Ciloa says its exosomes can ‘deliver’ large molecules and viral proteins to specific organs and is setting up a clinical plant in Montpellier, France.
The €1 million ($1.2 million) investment will be used to create an exosome production unit at Ciloa’s site in Montpellier. The facility will be a technological demonstrator that will be the prototype for larger projects of production of customized exosomes, capable of producing around 1,000 doses to support early clinical trials, the firm told us.
Exosomes are natural nanovesicles – 0.1 µm of diameter, thus with a volume millions of times smaller than a cell – that are produced by every cell in the body and are used to facilitate intercellular communication by shuffling molecular payloads between cells.
“These vesicles are a kind of a balloon that contains proteins and RNA, protected by a skin made of a lipidic membrane, in addition different proteins are embedded in this membrane,” a Ciloa spokesperson told us. “All together, this look like a postal package with an address (the membrane embedded protein) to deliver its content (protein and/or RNA) specifically to the organ targeted (thanks to the address).”

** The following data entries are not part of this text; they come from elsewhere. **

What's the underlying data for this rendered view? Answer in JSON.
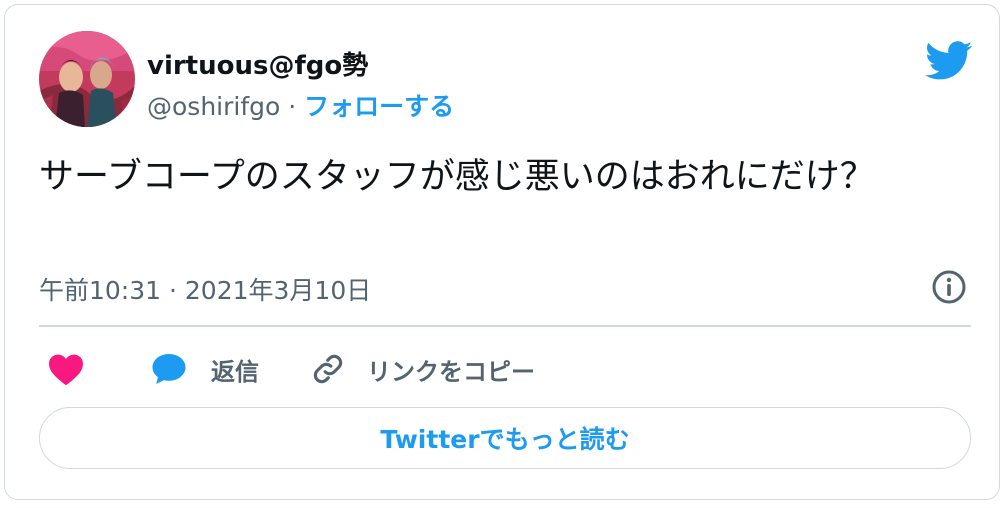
{
  "author": {
    "display_name": "virtuous@fgo勢",
    "handle": "@oshirifgo",
    "separator": " · ",
    "follow_label": "フォローする",
    "avatar": "avatar-image"
  },
  "tweet": {
    "text": "サーブコープのスタッフが感じ悪いのはおれにだけ？",
    "timestamp": "午前10:31 · 2021年3月10日"
  },
  "actions": {
    "like_icon": "heart-icon",
    "reply_icon": "reply-bubble-icon",
    "reply_label": "返信",
    "copy_icon": "link-icon",
    "copy_label": "リンクをコピー"
  },
  "read_more_label": "Twitterでもっと読む",
  "colors": {
    "accent": "#1d9bf0",
    "like": "#f91880",
    "text_primary": "#0f1419",
    "text_secondary": "#536471",
    "border": "#cfd9de"
  }
}
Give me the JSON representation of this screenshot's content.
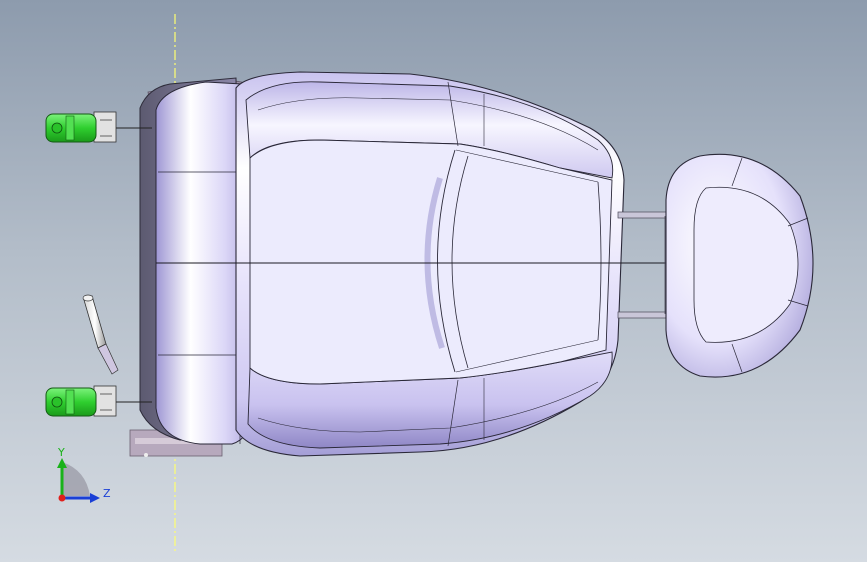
{
  "axis_triad": {
    "y_label": "Y",
    "z_label": "Z",
    "x_color": "#e0201c",
    "y_color": "#19b219",
    "z_color": "#1a3fd6"
  },
  "colors": {
    "background_top": "#8d9bad",
    "background_bottom": "#d5dbe2",
    "seat_surface": "#d9d4f4",
    "seat_shadow": "#8e86c4",
    "bracket_green": "#3fd83f",
    "plane_line": "#ffff66"
  },
  "model_parts": [
    "seat-cushion",
    "seat-back-frame",
    "headrest",
    "headrest-posts",
    "mounting-bracket-left",
    "mounting-bracket-right",
    "adjustment-lever"
  ]
}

The pharma industry looks at exosomes as a delivery system to get drugs to cells without prompting an adaptive immune response, and Ciloa’s in vivo production technology aims to make them so they can be customized with any protein – something the spokesperson told us is unique.

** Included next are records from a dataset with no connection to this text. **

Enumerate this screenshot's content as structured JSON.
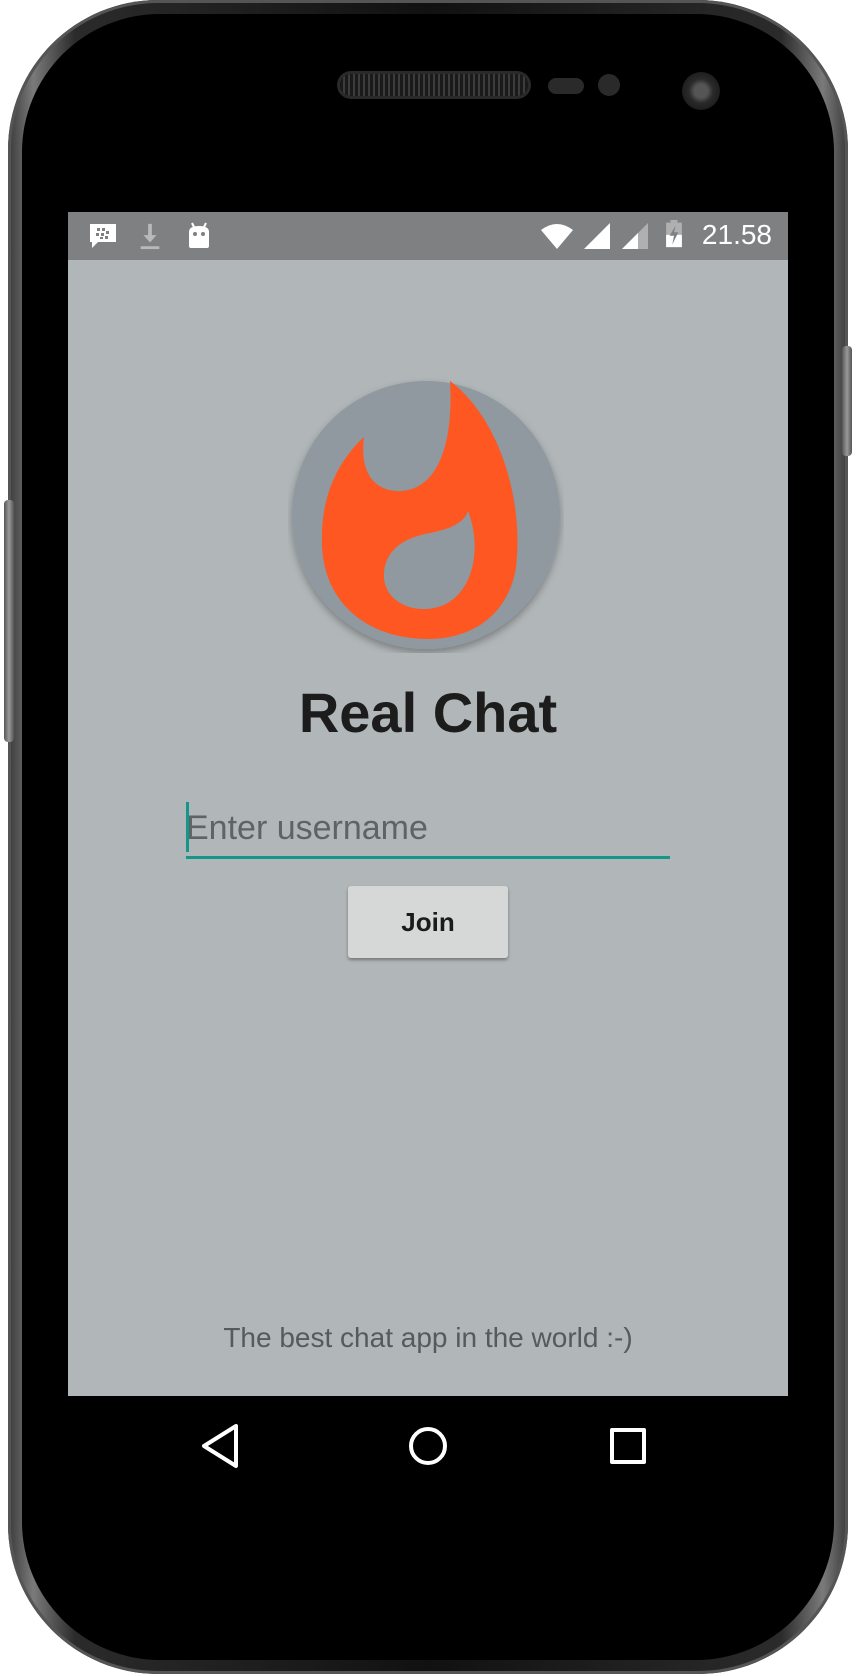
{
  "status_bar": {
    "icons": [
      "bbm-icon",
      "download-icon",
      "android-icon",
      "wifi-icon",
      "cell-signal-icon",
      "cell-signal-2-icon",
      "battery-charging-icon"
    ],
    "time": "21.58"
  },
  "app": {
    "logo_icon": "flame-logo-icon",
    "title": "Real Chat",
    "username_placeholder": "Enter username",
    "username_value": "",
    "join_label": "Join",
    "tagline": "The best chat app in the world :-)",
    "accent_color": "#14968a",
    "logo_flame_color": "#fe5722",
    "logo_bg_color": "#8f999f",
    "background_color": "#b1b6b8"
  },
  "nav_bar": {
    "buttons": [
      "back-icon",
      "home-icon",
      "recents-icon"
    ]
  }
}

“Even proteins that never go on exosomes and even complexes of several associated proteins… Competitors modify proteins that are already present on regular exosomes, but no new exogenous proteins that never go naturally on exosomes.”

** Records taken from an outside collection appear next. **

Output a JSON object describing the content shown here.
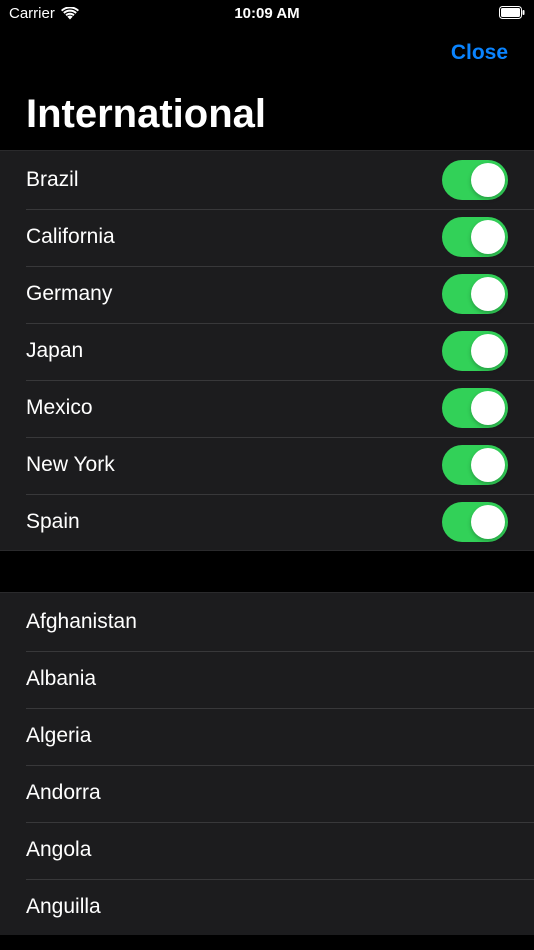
{
  "status_bar": {
    "carrier": "Carrier",
    "time": "10:09 AM"
  },
  "nav": {
    "close_label": "Close",
    "title": "International"
  },
  "colors": {
    "accent": "#0a84ff",
    "switch_on": "#32d158",
    "cell_background": "#1c1c1e",
    "background": "#000000"
  },
  "toggles": [
    {
      "label": "Brazil",
      "on": true
    },
    {
      "label": "California",
      "on": true
    },
    {
      "label": "Germany",
      "on": true
    },
    {
      "label": "Japan",
      "on": true
    },
    {
      "label": "Mexico",
      "on": true
    },
    {
      "label": "New York",
      "on": true
    },
    {
      "label": "Spain",
      "on": true
    }
  ],
  "countries": [
    "Afghanistan",
    "Albania",
    "Algeria",
    "Andorra",
    "Angola",
    "Anguilla"
  ]
}
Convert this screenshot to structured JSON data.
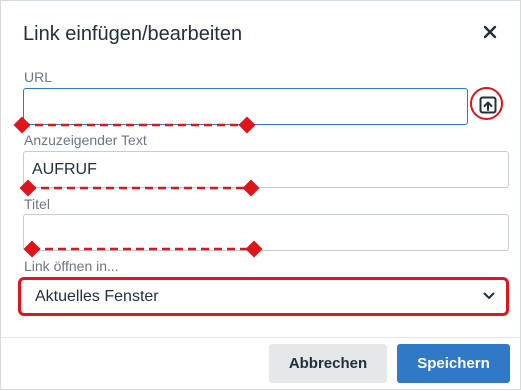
{
  "dialog": {
    "title": "Link einfügen/bearbeiten",
    "close_icon": "close-icon"
  },
  "fields": {
    "url": {
      "label": "URL",
      "value": "",
      "browse_icon": "browse-link-icon"
    },
    "text": {
      "label": "Anzuzeigender Text",
      "value": "AUFRUF"
    },
    "title": {
      "label": "Titel",
      "value": ""
    },
    "target": {
      "label": "Link öffnen in...",
      "value": "Aktuelles Fenster"
    }
  },
  "footer": {
    "cancel_label": "Abbrechen",
    "save_label": "Speichern"
  },
  "colors": {
    "accent": "#2f79c7",
    "annotation_red": "#e0141b",
    "text": "#222f3e",
    "label": "#6e7682"
  }
}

By adding a given molecule with a therapeutic function inside the exosome and adding a protein that recognizes specifically a cell or an organ on the surface, Ciloa aims to obtain a “kind of natural missile with a therapeutic payload. This missile is self-guided and will target specifically a diseased organ.”
Meanwhile, for vaccines, we were told: “We are able to add imbedded in the exosome membrane, a viral protein that is present at the surface of a virus (the spike protein of a coronavirus, for instance). The result is an exosome that mimic perfectly the virus (appearance, shape, size), but with no other components of the virus, particularly no harmful components.
“In addition, due to the intrinsic functions of the exosomes in the transmission of immune response against pathogens, we will benefit of the natural “adjuvant” properties of the exosomes. In few words, we have a natural vaccine.”
Ciloa is working with several biotechs and pharma firms, though for now these artnerships remain confidential.